Each unit is designed to build the skills needed in all areas of English. The texts we study are from a number of set texts decided by the exam board and may include An Inspector Calls, Frankenstein, Never Let Me Go, A Christmas Carol, Romeo and Juliet, Macbeth and a themed poetry anthology. Students begin Key Stage Four in Terms 4 and 5 of Year 9 to prepare them for the demands of the GCSE course.
Key Stage 5
The A level course has a thematic element. The theme that will be studied is LOVE THROUGH THE AGES. The second element of the A level course is INDEPENDENT CRITICAL STUDY: TEXTS ACROSS TIME. This means that a variety of texts will be studied around the theme of ‘Love,’ specifically human relationships.

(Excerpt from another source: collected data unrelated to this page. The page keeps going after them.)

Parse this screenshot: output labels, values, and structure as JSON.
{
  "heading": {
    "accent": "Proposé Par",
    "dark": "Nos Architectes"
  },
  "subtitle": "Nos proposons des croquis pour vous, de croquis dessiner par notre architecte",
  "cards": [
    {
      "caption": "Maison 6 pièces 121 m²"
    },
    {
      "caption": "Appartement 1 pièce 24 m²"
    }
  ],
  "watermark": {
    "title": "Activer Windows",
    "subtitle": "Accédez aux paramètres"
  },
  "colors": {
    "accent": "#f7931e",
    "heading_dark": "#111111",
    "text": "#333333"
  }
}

All students will study the following texts in preparation for their exams:
- A selection of pre-1900s poetry
- Othello by William Shakespeare
- Atonement by Ian McEwan
- Feminine Gospels by Carol Ann Duffy
- A Streetcar named Desire by Tennessee Williams
- The Handmaid’s Tale by Margaret Atwood
Students will also study The Yellow Wallpaper by Charlotte Perkins Gilman and A Doll’s House by Henrik Ibsen in preparation for their non-exam assessment. The task involves the student self-selecting a post-1900 text to compare to one of these texts, although some students may also wish to explore another pre-1900s text in their essay.
Students will also develop skills in unseen reading by approaching a variety of different extracts from different time periods and genres.
Enrichment and Study Support
The department offers a range of enrichment activities that change regularly. Currently, there is a creative writing club and journalism club every Thursday lunchtime, and debating clubs for all levels. Our debating club has been extremely successful in recent years, winning the “Youth Speaks” Competition at both Intermediate and Senior levels. In addition, we have sent teams to participate in Oxford Union training and in competitions such as “Debating Matters” and “Oxford Schools”.
We also work closely with Mrs Smith in the Library to arrange visits from authors such as Cathy Cassidy and Marcus Sedgwick.
English Clinic runs every Wednesday in Ea10 and Ea16 after school (2.05pm to 3.05pm) for Key Stage 4 students who would like help with any aspect of their English work.